Bu kadınlardan ikisi kaçmaya çalışırken Otel civarında bulunan Ermeni devriyeleri tarafından katlediliyor. Pencereden aşağı atlayan kadınlardan teki diğerleri gibi kaçmaya yeltenemiyor, çünkü ayakları kırılmış bir şekilde acıyla yerde kıvranıyordu. Kendisiyle birlikte otele tevkif edilen iki kızının yukarıdan bu durumu görüp feryada başlaması üzerine gözü dönmüşler bu annenin yavrularını hemen aşağı indiriliyorlar ve onlarda katlediyorlar. Görülmemiş ve akla hayale gelmeyecek işkencelerin ardı arkası kesilmiyor.

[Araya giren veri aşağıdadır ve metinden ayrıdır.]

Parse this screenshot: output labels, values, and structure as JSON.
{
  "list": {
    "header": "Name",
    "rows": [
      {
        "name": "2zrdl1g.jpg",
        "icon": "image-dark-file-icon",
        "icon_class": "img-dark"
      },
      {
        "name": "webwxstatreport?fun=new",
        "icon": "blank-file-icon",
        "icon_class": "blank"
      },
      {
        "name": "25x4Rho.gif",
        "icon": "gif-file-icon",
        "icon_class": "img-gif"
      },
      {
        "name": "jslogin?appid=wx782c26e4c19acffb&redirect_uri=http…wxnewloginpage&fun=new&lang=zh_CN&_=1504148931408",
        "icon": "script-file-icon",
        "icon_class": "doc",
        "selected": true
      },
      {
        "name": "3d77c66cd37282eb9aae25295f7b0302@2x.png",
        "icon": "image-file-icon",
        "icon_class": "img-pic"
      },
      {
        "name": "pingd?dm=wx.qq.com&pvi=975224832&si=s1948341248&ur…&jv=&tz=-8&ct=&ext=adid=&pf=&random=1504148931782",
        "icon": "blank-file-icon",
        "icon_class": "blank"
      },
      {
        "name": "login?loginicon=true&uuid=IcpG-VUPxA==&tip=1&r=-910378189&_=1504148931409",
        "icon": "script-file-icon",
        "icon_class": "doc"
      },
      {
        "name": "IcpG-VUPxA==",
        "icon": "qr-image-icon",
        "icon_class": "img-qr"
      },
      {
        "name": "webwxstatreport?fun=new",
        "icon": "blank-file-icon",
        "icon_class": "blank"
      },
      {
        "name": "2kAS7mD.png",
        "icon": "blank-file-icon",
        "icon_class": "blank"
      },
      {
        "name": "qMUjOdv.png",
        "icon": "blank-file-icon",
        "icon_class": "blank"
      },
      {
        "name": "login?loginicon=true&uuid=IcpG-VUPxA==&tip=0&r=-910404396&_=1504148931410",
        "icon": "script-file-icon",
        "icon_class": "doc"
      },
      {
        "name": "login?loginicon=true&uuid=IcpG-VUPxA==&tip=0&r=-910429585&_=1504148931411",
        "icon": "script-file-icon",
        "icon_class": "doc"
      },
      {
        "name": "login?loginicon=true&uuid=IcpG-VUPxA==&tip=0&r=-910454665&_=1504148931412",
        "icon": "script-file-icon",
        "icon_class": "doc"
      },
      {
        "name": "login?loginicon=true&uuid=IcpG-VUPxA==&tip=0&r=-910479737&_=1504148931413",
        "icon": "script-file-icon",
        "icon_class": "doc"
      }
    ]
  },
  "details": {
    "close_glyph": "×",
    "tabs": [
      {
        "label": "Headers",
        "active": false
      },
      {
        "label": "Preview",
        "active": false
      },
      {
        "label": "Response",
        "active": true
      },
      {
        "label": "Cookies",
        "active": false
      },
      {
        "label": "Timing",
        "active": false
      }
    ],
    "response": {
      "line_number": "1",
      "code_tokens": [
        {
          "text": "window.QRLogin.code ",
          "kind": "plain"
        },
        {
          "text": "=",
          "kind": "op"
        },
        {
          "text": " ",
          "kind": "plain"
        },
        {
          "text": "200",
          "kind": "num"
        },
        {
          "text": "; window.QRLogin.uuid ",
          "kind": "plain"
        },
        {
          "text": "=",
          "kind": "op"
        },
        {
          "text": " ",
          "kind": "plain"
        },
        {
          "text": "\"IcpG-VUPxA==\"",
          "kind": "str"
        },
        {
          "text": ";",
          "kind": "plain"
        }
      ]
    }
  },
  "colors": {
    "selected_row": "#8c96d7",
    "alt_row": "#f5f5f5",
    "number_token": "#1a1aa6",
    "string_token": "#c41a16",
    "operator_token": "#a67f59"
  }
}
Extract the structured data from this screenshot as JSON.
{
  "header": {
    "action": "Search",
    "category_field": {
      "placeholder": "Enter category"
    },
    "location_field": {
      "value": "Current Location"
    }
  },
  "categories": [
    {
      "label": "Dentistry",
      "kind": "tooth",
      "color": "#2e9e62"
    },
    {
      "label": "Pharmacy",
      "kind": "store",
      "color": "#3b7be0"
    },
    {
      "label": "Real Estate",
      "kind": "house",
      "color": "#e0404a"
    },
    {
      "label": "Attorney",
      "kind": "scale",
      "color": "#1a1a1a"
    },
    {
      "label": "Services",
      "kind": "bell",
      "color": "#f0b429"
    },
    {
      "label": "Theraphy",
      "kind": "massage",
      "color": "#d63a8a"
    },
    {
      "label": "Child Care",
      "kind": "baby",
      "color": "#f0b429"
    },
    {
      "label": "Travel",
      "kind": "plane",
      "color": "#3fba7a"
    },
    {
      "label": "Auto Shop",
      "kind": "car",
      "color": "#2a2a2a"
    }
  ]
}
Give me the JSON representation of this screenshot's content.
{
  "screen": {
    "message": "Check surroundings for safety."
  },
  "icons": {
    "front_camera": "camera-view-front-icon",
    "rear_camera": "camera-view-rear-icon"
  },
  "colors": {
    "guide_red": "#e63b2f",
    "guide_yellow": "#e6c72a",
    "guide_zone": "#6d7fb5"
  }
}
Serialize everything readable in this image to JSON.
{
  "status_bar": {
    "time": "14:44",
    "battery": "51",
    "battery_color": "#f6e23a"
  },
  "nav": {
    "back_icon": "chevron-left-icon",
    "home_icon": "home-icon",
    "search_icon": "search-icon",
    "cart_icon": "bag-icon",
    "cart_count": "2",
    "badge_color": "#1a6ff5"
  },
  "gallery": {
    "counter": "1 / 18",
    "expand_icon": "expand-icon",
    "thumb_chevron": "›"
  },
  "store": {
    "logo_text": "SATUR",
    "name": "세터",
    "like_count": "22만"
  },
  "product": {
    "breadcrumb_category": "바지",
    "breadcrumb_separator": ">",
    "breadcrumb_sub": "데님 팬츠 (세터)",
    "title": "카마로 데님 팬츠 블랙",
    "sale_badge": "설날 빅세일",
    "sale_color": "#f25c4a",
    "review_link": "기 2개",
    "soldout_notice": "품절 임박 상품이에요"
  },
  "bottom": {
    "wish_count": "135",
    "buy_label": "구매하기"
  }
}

Bu katledilen yavruların biri annenin bir koluna diğerini öteki koluna yatırıyorlar.

Ayakları kırılmış vaziyette İki koluna cansız bir şekilde uzanmış yavrularının acısına can nasıl dayansın.! Annelik duygularının dayanamayacağı bu son sahne üzerlerine gaz dökülüp yakılmak suretiyle son buluyor.

Bu iki yapının içinde ve etrafında tüm bu zulüm devam ederken mahalleler arasında da yağma ve yangınlar çıkarılıyor.

Bi-çare göğe yükselen feryadın figanın eşliğinde, beşyüze yakın iğfal edilmiş kadınlara, derisi yüzülmek suretiyle güya ibret olsun diye yol kenarına atılan kimi bedenlerle beraber, bin bir türlü işkence sonrasında yakılmış küçük yavrularda ekleniyordu.

Yok muydu bu işkenceyi bu katliamı durduracak..? Cenabı Hakkın tecellisine akıl sır ermez. Tüm bu işkenceler devam ederken Bayburt’un güney batısında ve caddenin sol tarafında, Rusların cephanelik olarak kullandığı binbaşı hanları plân haricinde ateşleniyor.

Yeri göğü inleten bu müthiş patlama katliâm faaliyetinde bulunan Ermenileri şaşırtıyor.’’ Kasabaya Türkler geliyor, toplar patlıyor!” sözleriyle kaçışmaya başlıyorlar. Savunmasız halka her türlü işkenceyi ve katliamı tattıran gözü dönmüşler korku ve telaşla yakıp yıktıkları Bayburt’u terk ediyorlar. Daha önce Salih Hamdi Efendi’nin ticârethânesinde o zamana kadar Ermenileri meşgul etmeye muvaffak olan bu kırk sekiz kişi birden bire oluşan bu sessizliğe anlam veremedi. Bu anlamsız bekleyiş uzun sürmedi. Bir ses yükseldi..

 –Top patladı..

Türk kıtası bayburta ulaştı.. Ermeni kıtası kaçtı. Diyerek etrafta gizlenenler haberdar edildi. Salih Hamdi Efendi’nin ticârethânesinde o insanın kanını donduran bi-çare müdaafa için bekleyenlerde bulundukları yerden çıkarak tüm ahâliyle birlikte yangına verilmiş şehri söndürmeye başlıyorlar. Tüm bunlar Rusların çekilip Türk kıtalarının bölge bölge yayılmaya başladığı zaman arasında olduğu düşünülürse katliamın planlı tertip edildiği anlaşılıyor.